Confrontée à un gouvernement dirigé par la FI, la classe dirigeante ferait tout ce qui est en son pouvoir pour saborder les réformes et contraindre le gouvernement à faire marche arrière. Pour ce faire, elle utiliserait son contrôle de l’appareil productif, des transports, de la grande distribution, des banques et des médias. Une grève des investissements et une fuite des capitaux sont des exemples où, quand on ne voit pas, on prévoit.

L’exemple médiatique est celui qui nous touche le plus. Lyon, Bordeaux, Strasbourg, Besançon, Annecy, Tours, et Grenoble : Europe Ecologie Les Verts a remporté les villes de plus de 100 000 habitants aux élections municipales de juin 2020. Et les médias qui sont tenus par les grandes entreprises leurs ont réservé un accueil salé. Dès la rentrée les attaques contre ces maires se sont multipliées : “Une idée à la con par jour” pour la journaliste Isabelle Saporta de RMC le vendredi 11 septembre. Suite aux déclarations de Grégory Doucet, le maire de Lyon, qui voyait dans le Tour de France un évènement “machiste et polluant” ou au maire de Bordeaux qui envisageait de ne pas acheter de sapin de Noel, les quolibets ont fusé de toute part : “rabat joie” contre “les traditions populaires” etc…Il ne parle pas, bien évidemment, des avancés de ces mairies, comme le développement des pistes cyclables, la gratuité des transports en commun, ou le développement d’une économie de proximité.

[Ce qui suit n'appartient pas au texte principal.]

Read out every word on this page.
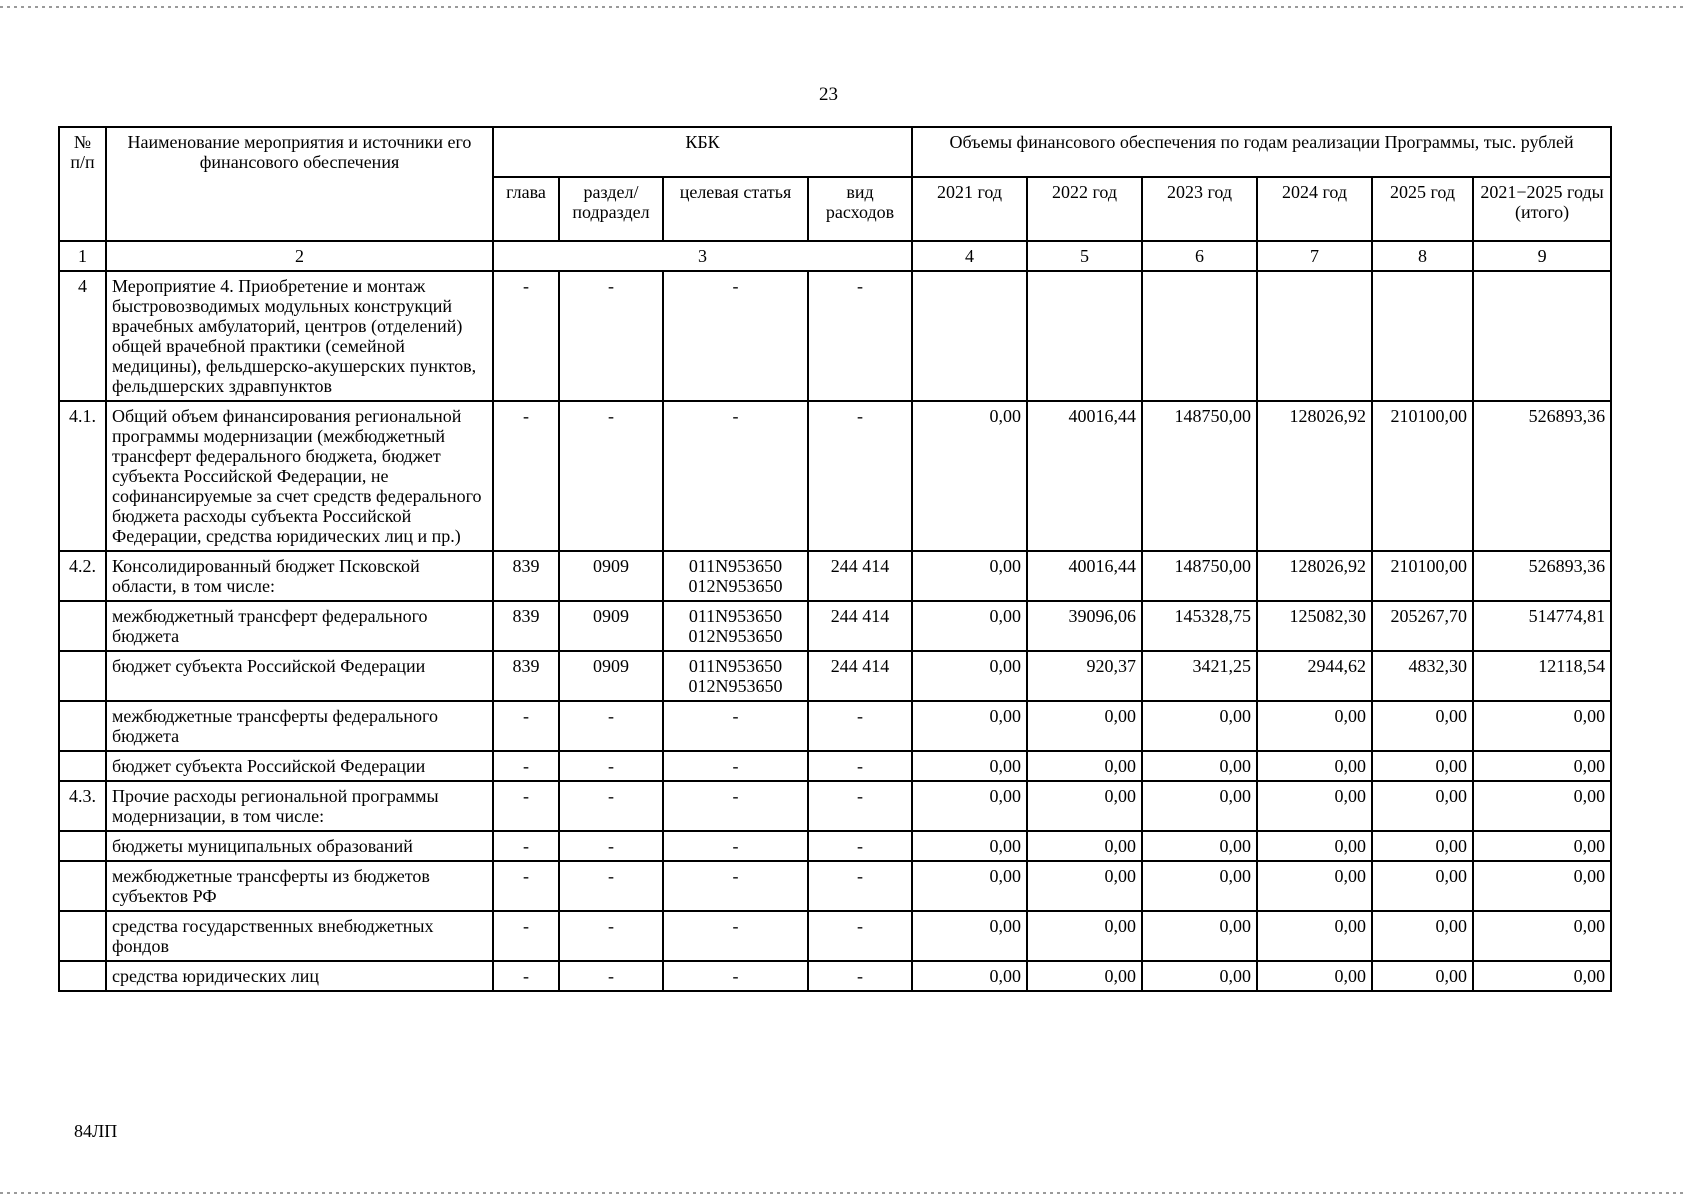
23
№ п/п	Наименование мероприятия и источники его финансового обеспечения	КБК				Объемы финансового обеспечения по годам реализации Программы, тыс. рублей					
		глава	раздел/ подраздел	целевая статья	вид расходов	2021 год	2022 год	2023 год	2024 год	2025 год	2021−2025 годы (итого)
1	2	3				4	5	6	7	8	9
4	Мероприятие 4. Приобретение и монтаж быстровозводимых модульных конструкций врачебных амбулаторий, центров (отделений) общей врачебной практики (семейной медицины), фельдшерско-акушерских пунктов, фельдшерских здравпунктов	-	-	-	-						
4.1.	Общий объем финансирования региональной программы модернизации (межбюджетный трансферт федерального бюджета, бюджет субъекта Российской Федерации, не софинансируемые за счет средств федерального бюджета расходы субъекта Российской Федерации, средства юридических лиц и пр.)	-	-	-	-	0,00	40016,44	148750,00	128026,92	210100,00	526893,36
4.2.	Консолидированный бюджет Псковской области, в том числе:	839	0909	011N953650 012N953650	244 414	0,00	40016,44	148750,00	128026,92	210100,00	526893,36
	межбюджетный трансферт федерального бюджета	839	0909	011N953650 012N953650	244 414	0,00	39096,06	145328,75	125082,30	205267,70	514774,81
	бюджет субъекта Российской Федерации	839	0909	011N953650 012N953650	244 414	0,00	920,37	3421,25	2944,62	4832,30	12118,54
	межбюджетные трансферты федерального бюджета	-	-	-	-	0,00	0,00	0,00	0,00	0,00	0,00
	бюджет субъекта Российской Федерации	-	-	-	-	0,00	0,00	0,00	0,00	0,00	0,00
4.3.	Прочие расходы региональной программы модернизации, в том числе:	-	-	-	-	0,00	0,00	0,00	0,00	0,00	0,00
	бюджеты муниципальных образований	-	-	-	-	0,00	0,00	0,00	0,00	0,00	0,00
	межбюджетные трансферты из бюджетов субъектов РФ	-	-	-	-	0,00	0,00	0,00	0,00	0,00	0,00
	средства государственных внебюджетных фондов	-	-	-	-	0,00	0,00	0,00	0,00	0,00	0,00
	средства юридических лиц	-	-	-	-	0,00	0,00	0,00	0,00	0,00	0,00
84ЛП
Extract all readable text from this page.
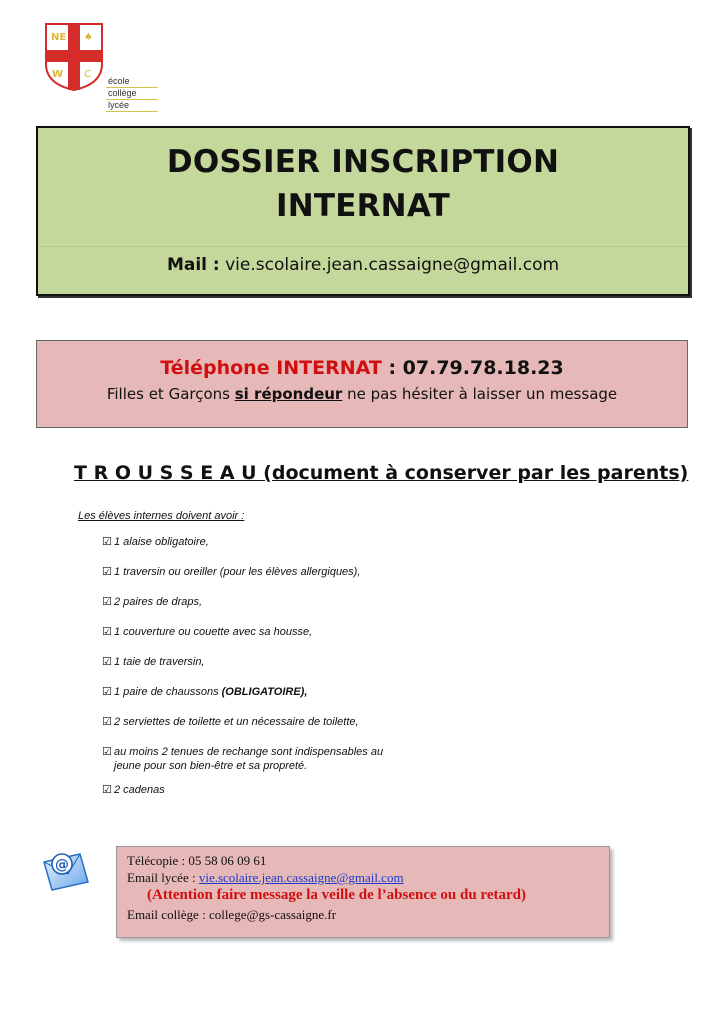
NE ♠
W C
école
collège
lycée
DOSSIER INSCRIPTION
INTERNAT
Mail : vie.scolaire.jean.cassaigne@gmail.com
Téléphone INTERNAT : 07.79.78.18.23
Filles et Garçons si répondeur ne pas hésiter à laisser un message
T R O U S S E A U (document à conserver par les parents)
Les élèves internes doivent avoir :
☑ 1 alaise obligatoire,
☑ 1 traversin ou oreiller (pour les élèves allergiques),
☑ 2 paires de draps,
☑ 1 couverture ou couette avec sa housse,
☑ 1 taie de traversin,
☑ 1 paire de chaussons (OBLIGATOIRE),
☑ 2 serviettes de toilette et un nécessaire de toilette,
☑ au moins 2 tenues de rechange sont indispensables au jeune pour son bien-être et sa propreté.
☑ 2 cadenas
@	Télécopie : 05 58 06 09 61
Email lycée : vie.scolaire.jean.cassaigne@gmail.com
(Attention faire message la veille de l’absence ou du retard)
Email collège : college@gs-cassaigne.fr
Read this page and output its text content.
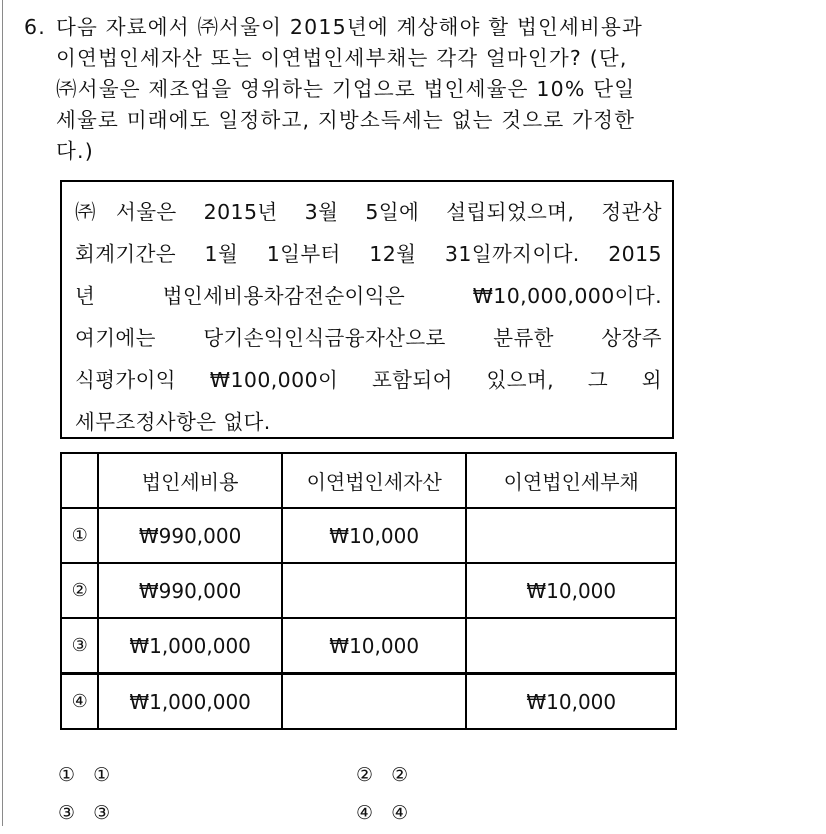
6. 다음 자료에서 ㈜서울이 2015년에 계상해야 할 법인세비용과
이연법인세자산 또는 이연법인세부채는 각각 얼마인가? (단,
㈜서울은 제조업을 영위하는 기업으로 법인세율은 10% 단일
세율로 미래에도 일정하고, 지방소득세는 없는 것으로 가정한
다.)
㈜서울은 2015년 3월 5일에 설립되었으며, 정관상
회계기간은 1월 1일부터 12월 31일까지이다. 2015
년 법인세비용차감전순이익은 ₩10,000,000이다.
여기에는 당기손익인식금융자산으로 분류한 상장주
식평가이익 ₩100,000이 포함되어 있으며, 그 외
세무조정사항은 없다.
	법인세비용	이연법인세자산	이연법인세부채
①	₩990,000	₩10,000	
②	₩990,000		₩10,000
③	₩1,000,000	₩10,000	
④	₩1,000,000		₩10,000
① ①	② ②
③ ③	④ ④
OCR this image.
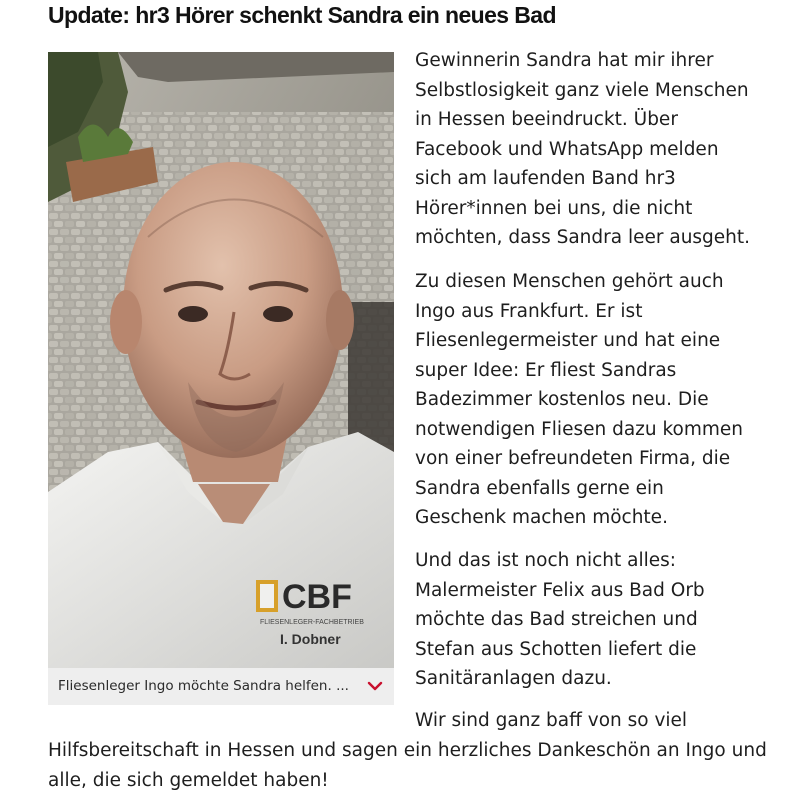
Update: hr3 Hörer schenkt Sandra ein neues Bad
CBF
FLIESENLEGER-FACHBETRIEB
I. Dobner
Fliesenleger Ingo möchte Sandra helfen. ...

Gewinnerin Sandra hat mir ihrer
Selbstlosigkeit ganz viele Menschen
in Hessen beeindruckt. Über
Facebook und WhatsApp melden
sich am laufenden Band hr3
Hörer*innen bei uns, die nicht
möchten, dass Sandra leer ausgeht.

Zu diesen Menschen gehört auch
Ingo aus Frankfurt. Er ist
Fliesenlegermeister und hat eine
super Idee: Er fliest Sandras
Badezimmer kostenlos neu. Die
notwendigen Fliesen dazu kommen
von einer befreundeten Firma, die
Sandra ebenfalls gerne ein
Geschenk machen möchte.

Und das ist noch nicht alles:
Malermeister Felix aus Bad Orb
möchte das Bad streichen und
Stefan aus Schotten liefert die
Sanitäranlagen dazu.

Wir sind ganz baff von so viel

Hilfsbereitschaft in Hessen und sagen ein herzliches Dankeschön an Ingo und
alle, die sich gemeldet haben!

L’autre exemple qui nous touche de près est européen. En Grèce, la Troika (dont font partie l’U.E et le FMI) et l’ensemble des classes dirigeantes européennes ont immédiatement soumis le gouvernement grec à de colossales pressions pour qu’il renonce à son programme officiel et poursuive les mesures d’austérité. On connait la suite : en juillet 2015, Tsipras capitulait sur toute la ligne et s’engageait dans la voie des privatisations et de nouvelles coupes budgétaires. Pour appliquer son programme, il faudrait donc qu’un gouvernement dans la ligne politique de la FI sorte de l’Union Européenne. En effet l’U.E ne peut pas être réformée conformément à nos intérêts de classe, pour cette raison simple que l’U.E est un ensemble d’institutions pro-capitalistes. Pour autant, la solution ne viendra pas d’une simple sortie de l’UE qui ne marquerait pas un progrès pour les travailleurs. Plus d’un an après le Brexit, la classe ouvrière britannique est bien placée pour le savoir. Le niveau de vie continue de régresser, notamment du fait de l’inflation. Pour qu’elle soit dotée d’un caractère progressiste, la sortie de l’UE se traduire par une rupture avec le capitalisme lui-même. Le Venezuela n’a jamais été un pays de la zone euro. Alors que Hugo Chavez y avait fait la création de comité de démocratie participative dans les quartiers populaires, nationalisé le pétrole, ainsi que des dispensaires et de écoles dans les bidonvilles, le 11 Avril 2002 déjà, l’opposition de droite et les généraux réactionnaires ont organisé un coup d’état. Ce coup d’état a été stoppé par une vaste mobilisation de la classe des travailleurs. Malgré cela, l’essentiel de l’économie, à commencer par le secteur bancaire, restait dans les mains du privé. De plus, le vieil appareil d’état restait infesté d’éléments réactionnaires et carriéristes ou corrompus. Les initiatives pour instaurer un contrôle ouvrier dans les entreprises nationalisées se heurtait au sabotage des hauts fonctionnaires. De son côté la bourgeoisie vénézuélienne refuse d’investir dans l’économie. La pénurie et l’inflation vont créer les conditions matérielles du renversement du gouvernement Maduro.

Par tous ces exemples, on comprend donc que le capitalisme n’est pas réformable.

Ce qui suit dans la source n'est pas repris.